Armed school officers have been present at some of the most infamous school massacres and were not able to stop those events. The officer on duty at Marjory Stoneman Douglas High School in Parkland, Fla., in 2018 has been accused of hiding during the shooting that killed 17 people.
During the Columbine shooting, a school resource officer shot at the gunman but missed.
School policing is also divisive, in part because students of color are disproportionately referred to law enforcement, even for routine misbehavior.
But Mr. Canady said that school officers had prevented many instances of violence that do not gain broad attention. He pointed to a National Policing Institute database that showed 120 cases of averted school violence between 2018 and 2020.

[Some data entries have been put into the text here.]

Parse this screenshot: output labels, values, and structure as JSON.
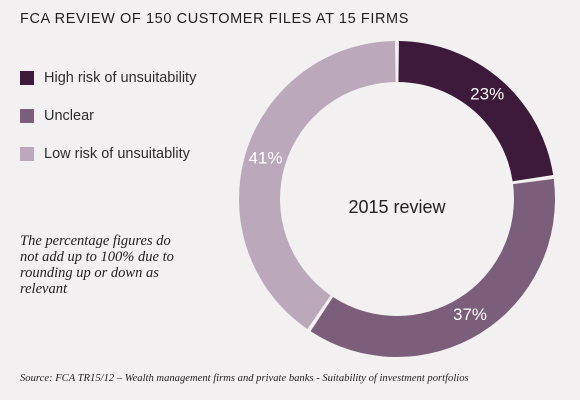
{
  "title": "FCA REVIEW OF 150 CUSTOMER FILES AT 15 FIRMS",
  "legend": [
    {
      "label": "High risk of unsuitability",
      "color": "#3d1a3a"
    },
    {
      "label": "Unclear",
      "color": "#7b5f7a"
    },
    {
      "label": "Low risk of unsuitablity",
      "color": "#bba8bb"
    }
  ],
  "note": "The percentage figures do not add up to 100% due to rounding up or down as relevant",
  "source": "Source: FCA TR15/12 – Wealth management firms and private banks - Suitability of investment portfolios",
  "chart_data": {
    "type": "pie",
    "donut": true,
    "center_label": "2015 review",
    "slices": [
      {
        "name": "High risk of unsuitability",
        "value": 23,
        "label": "23%",
        "color": "#3d1a3a",
        "label_color": "#ffffff"
      },
      {
        "name": "Unclear",
        "value": 37,
        "label": "37%",
        "color": "#7b5f7a",
        "label_color": "#ffffff"
      },
      {
        "name": "Low risk of unsuitablity",
        "value": 41,
        "label": "41%",
        "color": "#bba8bb",
        "label_color": "#ffffff"
      }
    ]
  }
}
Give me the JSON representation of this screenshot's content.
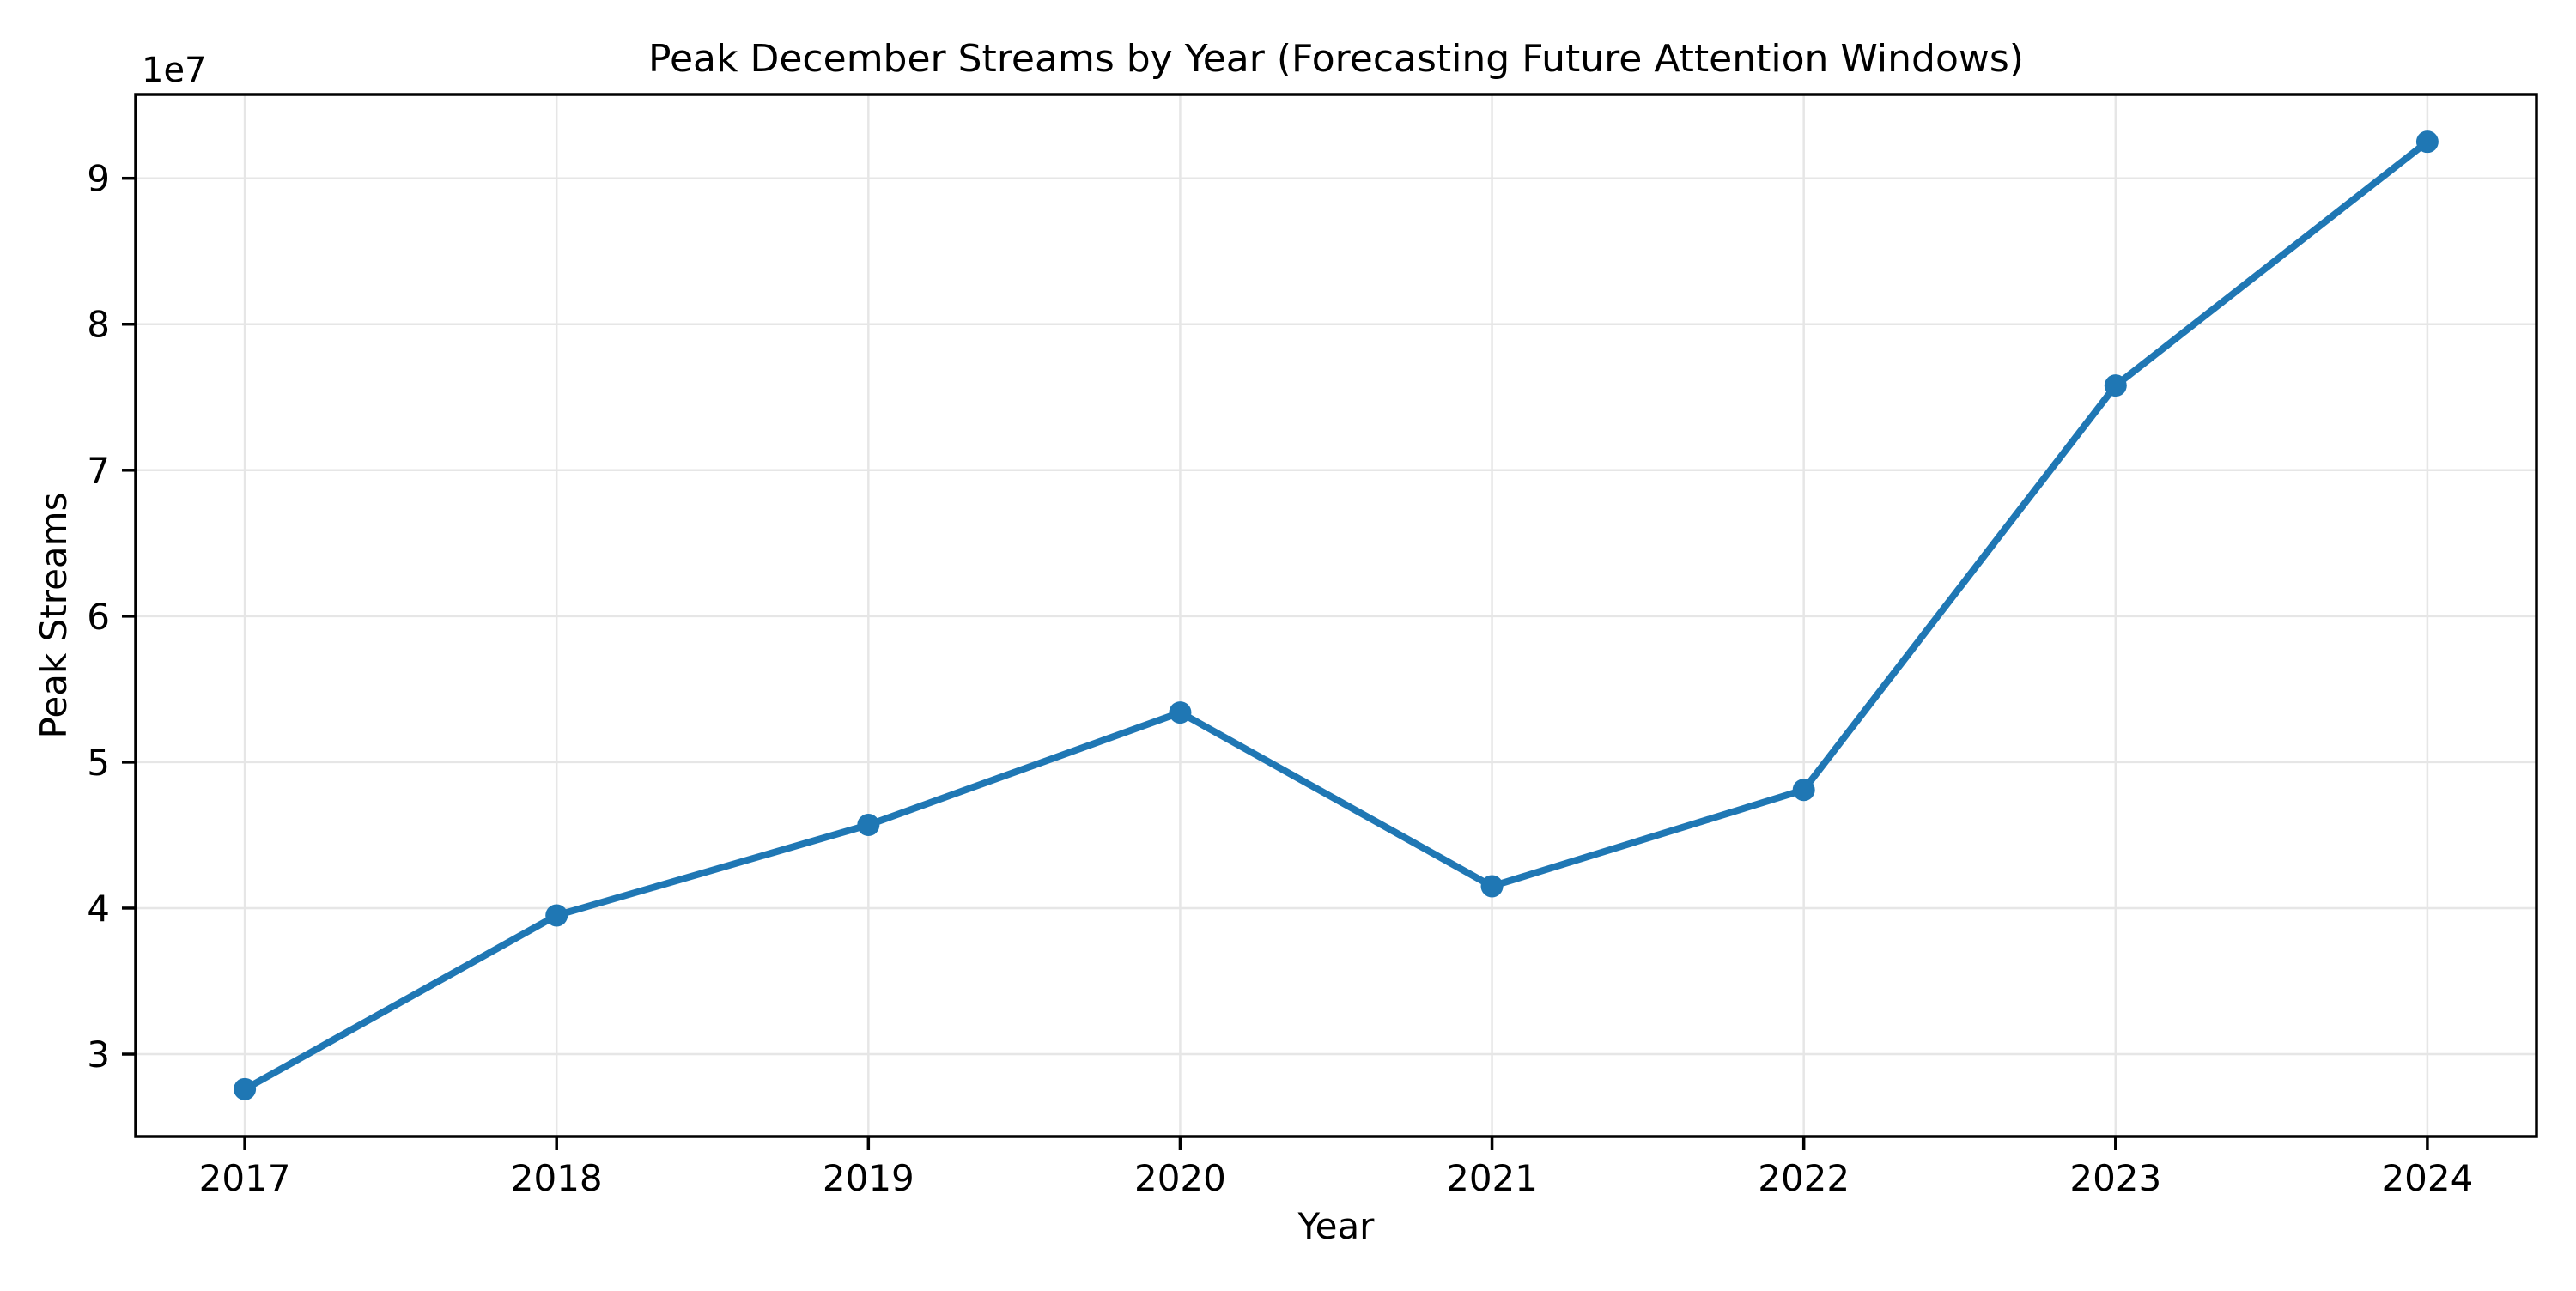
{
  "chart_data": {
    "type": "line",
    "title": "Peak December Streams by Year (Forecasting Future Attention Windows)",
    "xlabel": "Year",
    "ylabel": "Peak Streams",
    "x": [
      2017,
      2018,
      2019,
      2020,
      2021,
      2022,
      2023,
      2024
    ],
    "series": [
      {
        "name": "Peak Streams",
        "values": [
          27600000,
          39500000,
          45700000,
          53400000,
          41500000,
          48100000,
          75800000,
          92500000
        ]
      }
    ],
    "xticks": [
      2017,
      2018,
      2019,
      2020,
      2021,
      2022,
      2023,
      2024
    ],
    "xtick_labels": [
      "2017",
      "2018",
      "2019",
      "2020",
      "2021",
      "2022",
      "2023",
      "2024"
    ],
    "yticks": [
      30000000,
      40000000,
      50000000,
      60000000,
      70000000,
      80000000,
      90000000
    ],
    "ytick_labels": [
      "3",
      "4",
      "5",
      "6",
      "7",
      "8",
      "9"
    ],
    "y_offset_text": "1e7",
    "xlim": [
      2016.65,
      2024.35
    ],
    "ylim": [
      24355000,
      95745000
    ],
    "grid": true,
    "legend_position": "none",
    "line_color": "#1f77b4",
    "marker_color": "#1f77b4",
    "grid_color": "#e6e6e6",
    "axis_color": "#000000",
    "background_color": "#ffffff",
    "marker": "o"
  }
}
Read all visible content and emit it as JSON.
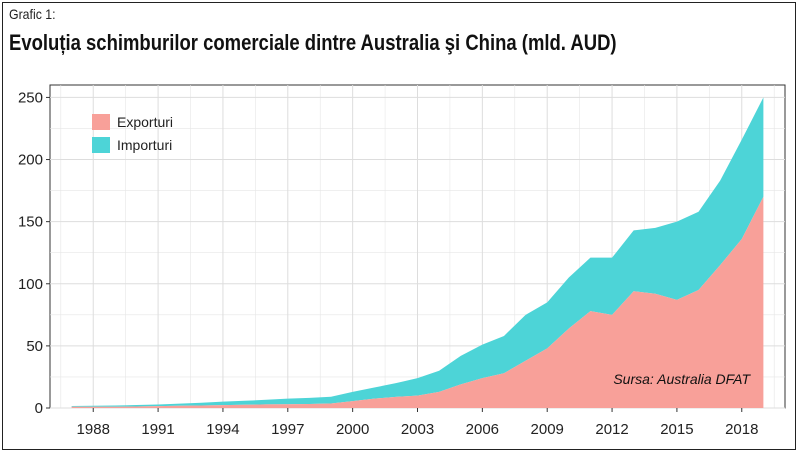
{
  "header": {
    "label": "Grafic 1:",
    "title": "Evoluția schimburilor comerciale dintre Australia şi China (mld. AUD)"
  },
  "source": "Sursa: Australia DFAT",
  "colors": {
    "exports": "#F8A099",
    "imports": "#4DD4D7",
    "panel": "#FFFFFF",
    "grid": "#E6E6E6"
  },
  "chart_data": {
    "type": "area",
    "stacked": true,
    "x": [
      1987,
      1988,
      1989,
      1990,
      1991,
      1992,
      1993,
      1994,
      1995,
      1996,
      1997,
      1998,
      1999,
      2000,
      2001,
      2002,
      2003,
      2004,
      2005,
      2006,
      2007,
      2008,
      2009,
      2010,
      2011,
      2012,
      2013,
      2014,
      2015,
      2016,
      2017,
      2018,
      2019
    ],
    "series": [
      {
        "name": "Exporturi",
        "values": [
          1,
          1,
          1,
          1.2,
          1.5,
          1.8,
          2,
          2.3,
          2.6,
          2.9,
          3,
          3.2,
          3.6,
          5.5,
          7.5,
          9,
          10,
          13,
          19,
          24,
          28,
          38,
          48,
          64,
          78,
          75,
          94,
          92,
          87,
          95,
          115,
          136,
          170
        ]
      },
      {
        "name": "Importuri",
        "values": [
          0.6,
          0.8,
          1,
          1.2,
          1.3,
          1.7,
          2.2,
          2.8,
          3.2,
          3.7,
          4.5,
          5,
          5.5,
          7.5,
          9,
          11,
          14,
          17,
          23,
          27,
          30,
          37,
          37,
          41,
          43,
          46,
          49,
          53,
          63,
          63,
          68,
          80,
          80
        ]
      }
    ],
    "xticks": [
      "1988",
      "1991",
      "1994",
      "1997",
      "2000",
      "2003",
      "2006",
      "2009",
      "2012",
      "2015",
      "2018"
    ],
    "yticks": [
      "0",
      "50",
      "100",
      "150",
      "200",
      "250"
    ],
    "ylim": [
      0,
      260
    ],
    "grid": true,
    "legend_position": "top-left"
  }
}
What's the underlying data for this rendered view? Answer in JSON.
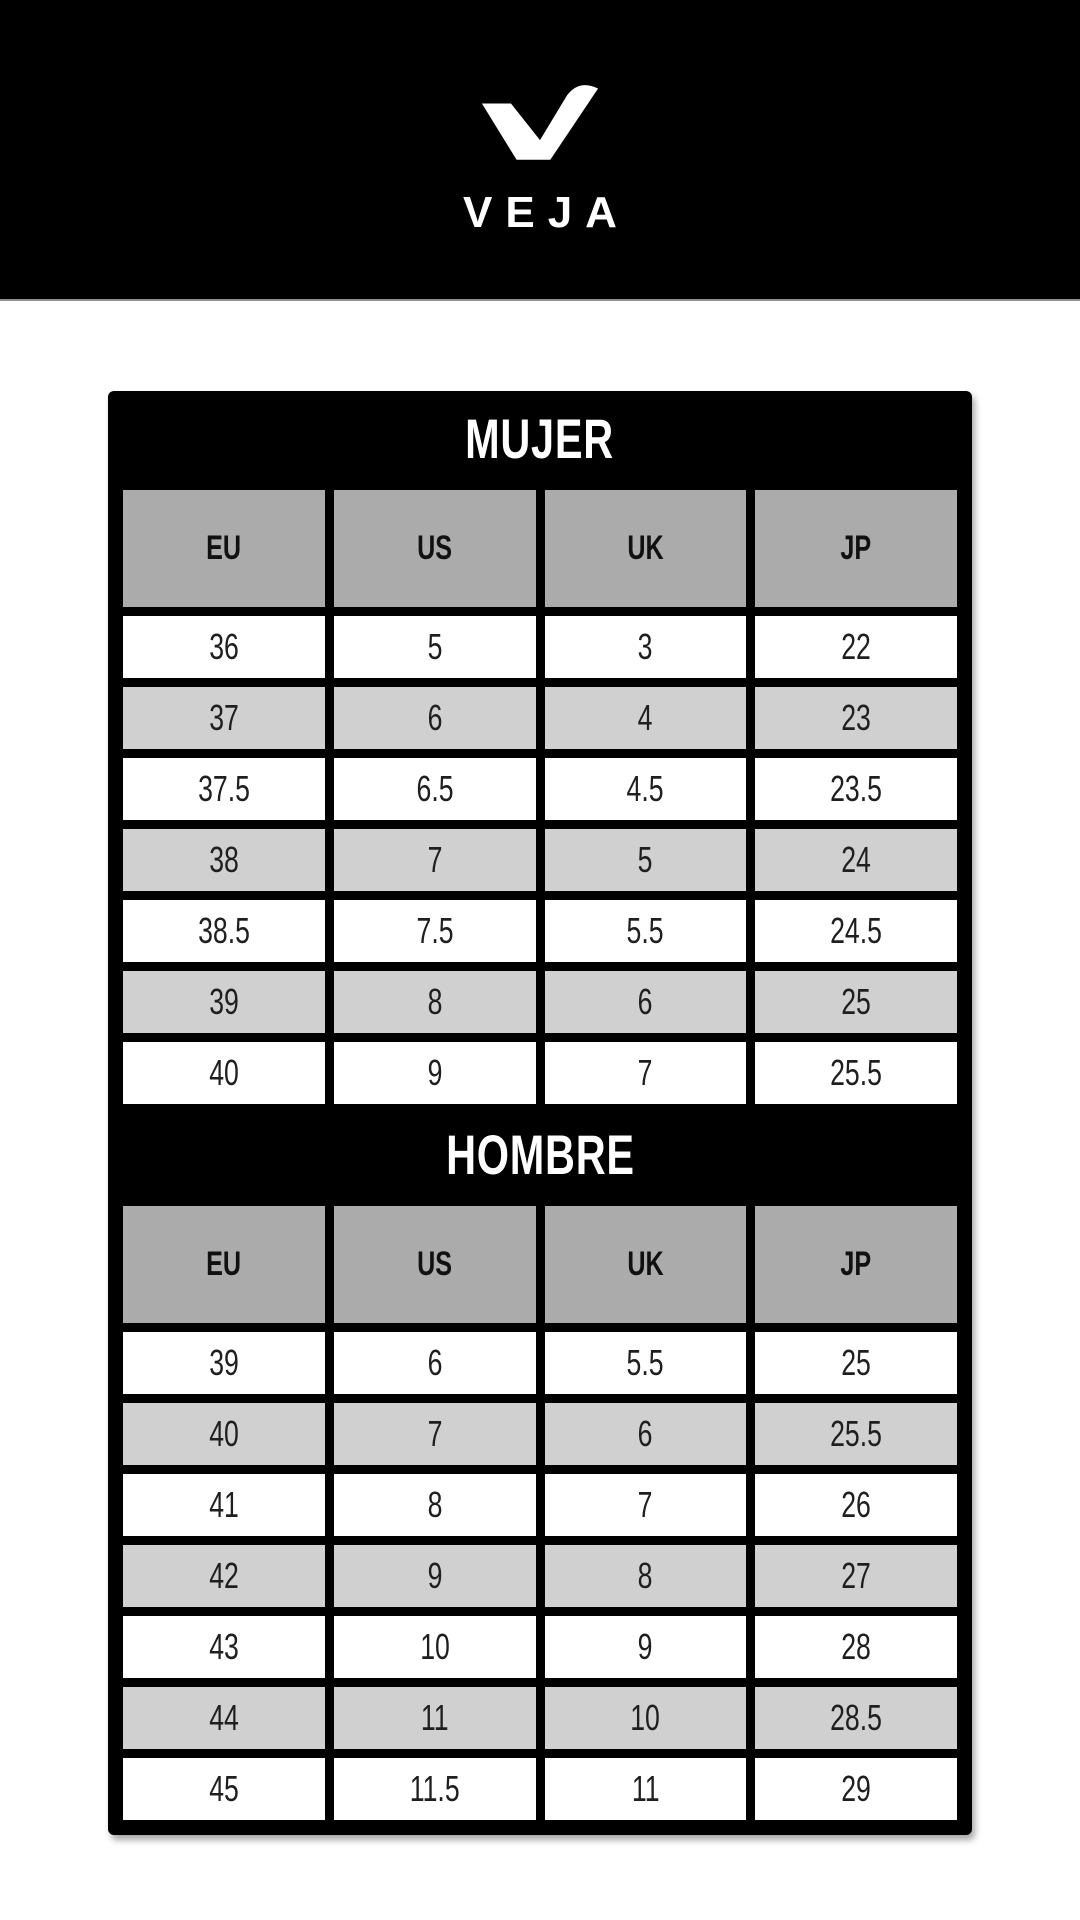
{
  "brand": {
    "wordmark": "VEJA",
    "logo_icon": "veja-v-logo-icon",
    "header_bg": "#000000",
    "logo_color": "#ffffff"
  },
  "colors": {
    "frame_black": "#000000",
    "column_header_bg": "#ababab",
    "row_white": "#ffffff",
    "row_alt_gray": "#d0d0d0",
    "title_text": "#ffffff",
    "cell_text": "#1f1f1f",
    "header_divider": "#8f8f8f"
  },
  "size_chart": {
    "sections": [
      {
        "title": "MUJER",
        "columns": [
          "EU",
          "US",
          "UK",
          "JP"
        ],
        "rows": [
          [
            "36",
            "5",
            "3",
            "22"
          ],
          [
            "37",
            "6",
            "4",
            "23"
          ],
          [
            "37.5",
            "6.5",
            "4.5",
            "23.5"
          ],
          [
            "38",
            "7",
            "5",
            "24"
          ],
          [
            "38.5",
            "7.5",
            "5.5",
            "24.5"
          ],
          [
            "39",
            "8",
            "6",
            "25"
          ],
          [
            "40",
            "9",
            "7",
            "25.5"
          ]
        ]
      },
      {
        "title": "HOMBRE",
        "columns": [
          "EU",
          "US",
          "UK",
          "JP"
        ],
        "rows": [
          [
            "39",
            "6",
            "5.5",
            "25"
          ],
          [
            "40",
            "7",
            "6",
            "25.5"
          ],
          [
            "41",
            "8",
            "7",
            "26"
          ],
          [
            "42",
            "9",
            "8",
            "27"
          ],
          [
            "43",
            "10",
            "9",
            "28"
          ],
          [
            "44",
            "11",
            "10",
            "28.5"
          ],
          [
            "45",
            "11.5",
            "11",
            "29"
          ]
        ]
      }
    ]
  }
}
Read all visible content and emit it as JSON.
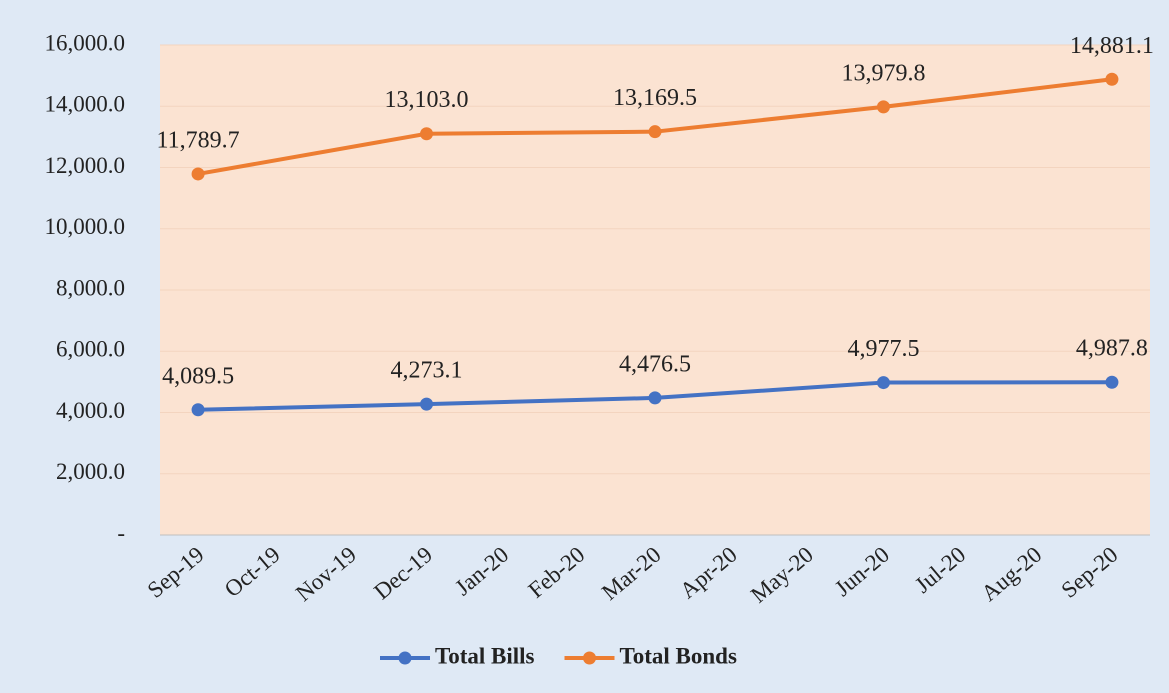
{
  "chart_data": {
    "type": "line",
    "categories": [
      "Sep-19",
      "Oct-19",
      "Nov-19",
      "Dec-19",
      "Jan-20",
      "Feb-20",
      "Mar-20",
      "Apr-20",
      "May-20",
      "Jun-20",
      "Jul-20",
      "Aug-20",
      "Sep-20"
    ],
    "series": [
      {
        "name": "Total Bills",
        "color": "#4472c4",
        "x": [
          "Sep-19",
          "Dec-19",
          "Mar-20",
          "Jun-20",
          "Sep-20"
        ],
        "values": [
          4089.5,
          4273.1,
          4476.5,
          4977.5,
          4987.8
        ],
        "value_labels": [
          "4,089.5",
          "4,273.1",
          "4,476.5",
          "4,977.5",
          "4,987.8"
        ]
      },
      {
        "name": "Total Bonds",
        "color": "#ed7d31",
        "x": [
          "Sep-19",
          "Dec-19",
          "Mar-20",
          "Jun-20",
          "Sep-20"
        ],
        "values": [
          11789.7,
          13103.0,
          13169.5,
          13979.8,
          14881.1
        ],
        "value_labels": [
          "11,789.7",
          "13,103.0",
          "13,169.5",
          "13,979.8",
          "14,881.1"
        ]
      }
    ],
    "ylim": [
      0,
      16000
    ],
    "yticks": [
      {
        "value": 0,
        "label": "-"
      },
      {
        "value": 2000,
        "label": "2,000.0"
      },
      {
        "value": 4000,
        "label": "4,000.0"
      },
      {
        "value": 6000,
        "label": "6,000.0"
      },
      {
        "value": 8000,
        "label": "8,000.0"
      },
      {
        "value": 10000,
        "label": "10,000.0"
      },
      {
        "value": 12000,
        "label": "12,000.0"
      },
      {
        "value": 14000,
        "label": "14,000.0"
      },
      {
        "value": 16000,
        "label": "16,000.0"
      }
    ],
    "grid": true,
    "plot_background": "#fbe3d2",
    "legend": "bottom"
  }
}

Almost every school in the United States holds lockdown drills, and that was true in Uvalde. While some survivors of last year’s shooting at Oxford High School in Michigan credited the trainings with helping them quickly escape the building, there is little evidence that the drills prevent violence — and lots of concern from parents, educators and mental health experts that they cause fear and anxiety for children.
There are some simple, inexpensive measures that are protective, according to those who have studied school shootings. One of them is keeping classroom doors locked, which was a district requirement in Uvalde.
But it was not clear whether that practice was followed at Robb Elementary on the day of the shooting, when individuals were reportedly streaming in and out of the building for an awards ceremony.
The school had “perimeter fencing” designed to restrict access to the campus, according to the district. The safety plan also described the use of the Raptor Visitor Management System, which scans visitor IDs and checks them against sex offender registries and lists of noncustodial parents.
At a news conference in Uvalde on Wednesday, the lieutenant governor of Texas, Dan Patrick, praised the district’s security measures but suggested an area of improvement could be limiting schools to only a single entrance. And in the wake of the shooting, New York City, the nation’s largest school district, said it would consider locking school doors after students arrive for the day. Los Angeles said it would reduce points of entry into schools.
But Professor Khubchandani questioned whether any of these measures would stop a committed killer with access to weapons.
“It’s like medication for heart attacks while continuing to eat bad instead of eating healthy,” he said. “You prevent this from happening or you don’t.”